Paru en Mars 2018 chez HDiffusion, Penser la violence de Pascal Coulon. 20 euro dans toutes les "bonnes librairies"

 

 

La violence a fait au cours des deux derniers siècles l'objet d'une pléthore de recherches dans bien des domaines, et nombreux sont les livres qui ont traité de la question en lui apportant des réponses fécondes. Bien peu cependant l'ont abordée dans sa dimension génétique essentielle de violence fondatrice. Et, pour cause ! Penser que toutes les communautés humaines et l'ensemble des processus civilisateurs, avec leurs rites, leurs cultures, etc., trouvent leurs origines dans une violence radicale qui en constitue la fondation ne va pas de soi ! De ce point de vue, Freud semble bien avoir la paternité de l'idée fondamentale d'un meurtre initial, paradoxalement à la source de la civilisation, de la morale et de la religion.
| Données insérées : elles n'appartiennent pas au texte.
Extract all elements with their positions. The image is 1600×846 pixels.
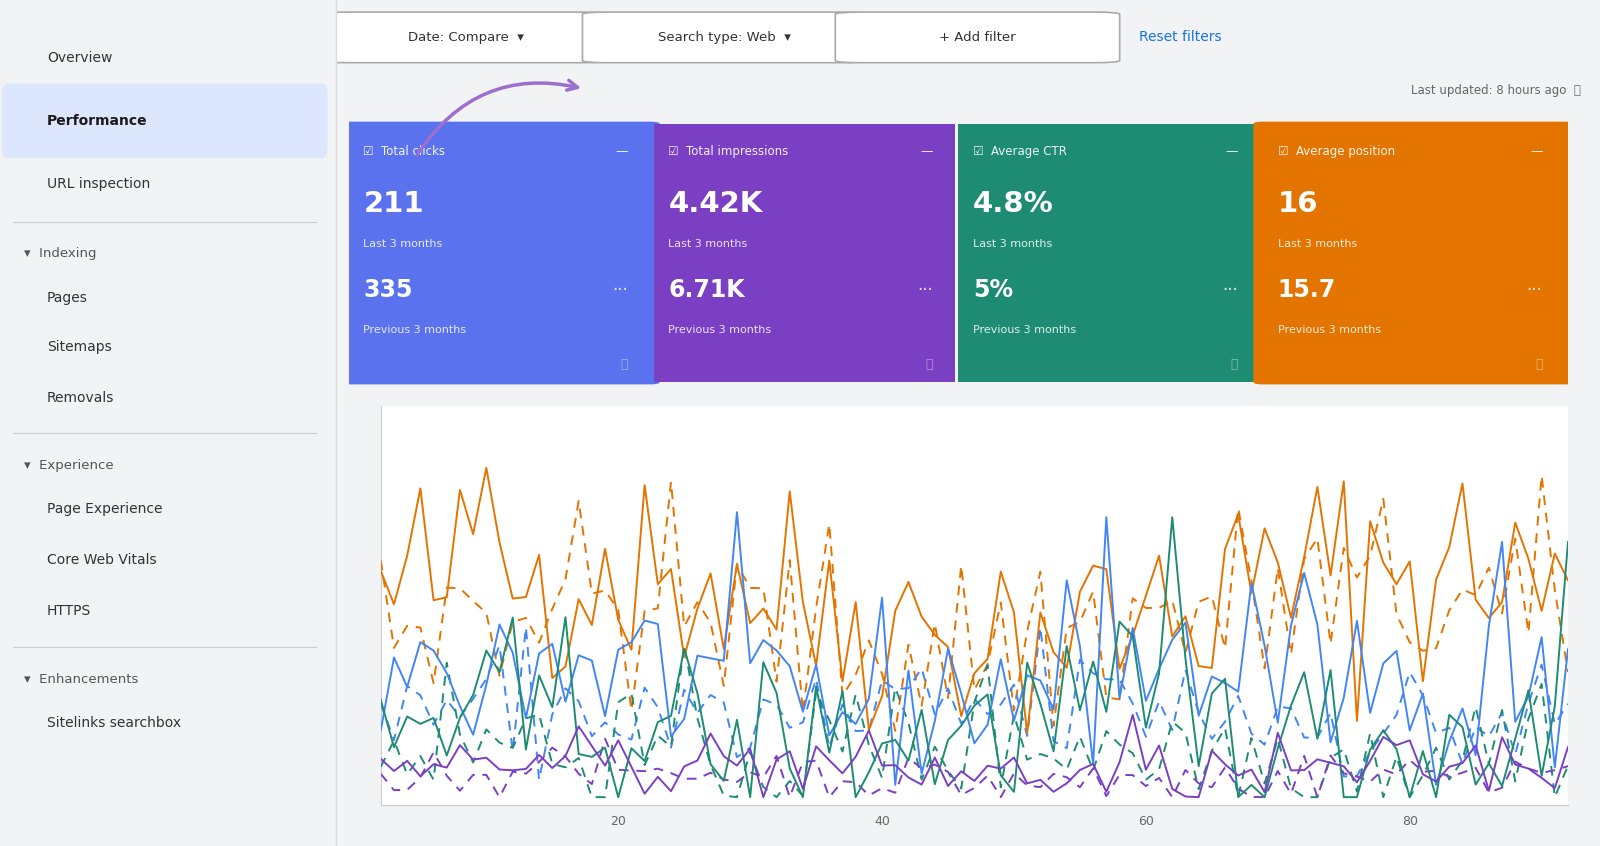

Mais ne s'agit-il pas d'un mythe ? La question de la violence ne requiert-elle pas plutôt une méthode indiciaire, s'appuyant sur des recherches et un matériau anthropologiques ? L'oeuvre de René Girard tend dans un effort continu, magistral et souvent solitaire à remonter contre vents et marées aux sources d'une violence à la fois effective, revenant périodiquement, fondatrice et génétique. Sans omettre les failles de la doctrine, l'auteur met clairement en évidence l'articulation des théories girardiennes, désir mimétique, victime émissaire, méconnaissance, et nous en découvre la fécondité pour penser notre époque. (4ème de couverture)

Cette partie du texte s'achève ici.